Nvidia just dropped a number that should make every data center operator do a double take. The company’s new GB300 NVL72 system can handle 61,400 concurrent AI agents per megawatt of power consumed, compared to just 2,600 on the prior-generation H200.
That’s a 20x improvement in agent density per unit of energy. For an industry where electricity costs are rapidly becoming the binding constraint on growth, this isn’t a spec sheet flex. It’s a structural shift in the economics of inference.
What’s inside the rack
The GB300 NVL72 is built on Nvidia’s Blackwell Ultra architecture, packing 72 Blackwell Ultra GPUs and 36 Grace CPUs into a single liquid-cooled rack. The system integrates roughly 20 to 21 TB of HBM3e memory and offers 130 TB/s of NVLink bandwidth, which is the internal data highway that keeps all those GPUs talking to each other without bottlenecking.
Nvidia says the platform delivers up to 50 times the AI factory output of its older Hopper-generation systems.
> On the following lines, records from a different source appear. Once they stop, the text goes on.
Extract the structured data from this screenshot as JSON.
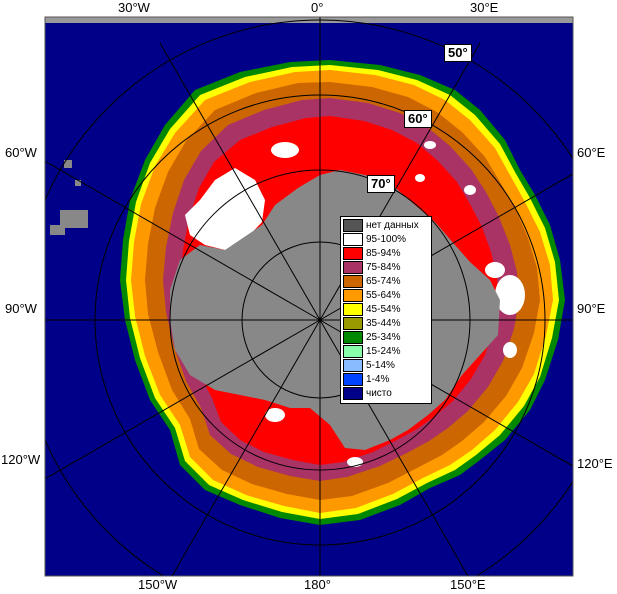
{
  "map": {
    "lon_labels": {
      "top_left": "30°W",
      "top_center": "0°",
      "top_right": "30°E",
      "left_upper": "60°W",
      "left_middle": "90°W",
      "left_lower": "120°W",
      "right_upper": "60°E",
      "right_middle": "90°E",
      "right_lower": "120°E",
      "bottom_left": "150°W",
      "bottom_center": "180°",
      "bottom_right": "150°E"
    },
    "lat_labels": {
      "lat50": "50°",
      "lat60": "60°",
      "lat70": "70°"
    }
  },
  "legend": {
    "items": [
      {
        "label": "нет данных",
        "color": "#555555"
      },
      {
        "label": "95-100%",
        "color": "#ffffff"
      },
      {
        "label": "85-94%",
        "color": "#ff0000"
      },
      {
        "label": "75-84%",
        "color": "#aa3366"
      },
      {
        "label": "65-74%",
        "color": "#cc6600"
      },
      {
        "label": "55-64%",
        "color": "#ff9900"
      },
      {
        "label": "45-54%",
        "color": "#ffff00"
      },
      {
        "label": "35-44%",
        "color": "#999900"
      },
      {
        "label": "25-34%",
        "color": "#008800"
      },
      {
        "label": "15-24%",
        "color": "#88ffaa"
      },
      {
        "label": "5-14%",
        "color": "#88bbff"
      },
      {
        "label": "1-4%",
        "color": "#0044ff"
      },
      {
        "label": "чисто",
        "color": "#000088"
      }
    ]
  },
  "colors": {
    "ocean": "#000088",
    "land": "#888888",
    "frame": "#999999",
    "graticule": "#000000"
  }
}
It also claims 10 times the tokens per second per user and five times the throughput per watt.
The system includes software-level optimizations like WideEP/DeepEP and fused Mixture of Experts (MoE) techniques, both designed to squeeze more useful computation out of each watt and each GPU cycle. MoE is a routing system that only activates the parts of a model that are relevant to a given query, rather than firing every neuron every time.
Performance was validated using a benchmark called AgentPerf, developed by Artificial Analysis specifically to evaluate agent-oriented AI performance. The benchmark ran the DeepSeek V4 Pro model, a MoE architecture, with service-level objectives set at either 20 or 60 tokens per second per agent.
Who’s deploying it
The GB300 NVL72 has already attracted commitments from the cloud providers that matter most. Microsoft Azure is deploying the first large-scale cluster built around the system, with those racks expected to power OpenAI workloads beginning in late 2025 and extending into 2026.
CoreWeave has announced the first production instances of the GB300 NVL72, positioning itself as an early mover in the GPU cloud space. Oracle Cloud Infrastructure is also in the deployment pipeline.
What this means for investors
The 20x efficiency gain over H200 creates a direct ROI calculation for data center operators: the same power envelope could theoretically support 20 times more agents on GB300 hardware.
A 50x output improvement over Hopper platforms, combined with five times the throughput per watt, gives Nvidia a credible narrative for ESG-conscious institutional investors. As regulators and shareholders increasingly scrutinize the energy footprint of AI infrastructure, systems that deliver more intelligence per kilowatt-hour will command a premium in procurement decisions.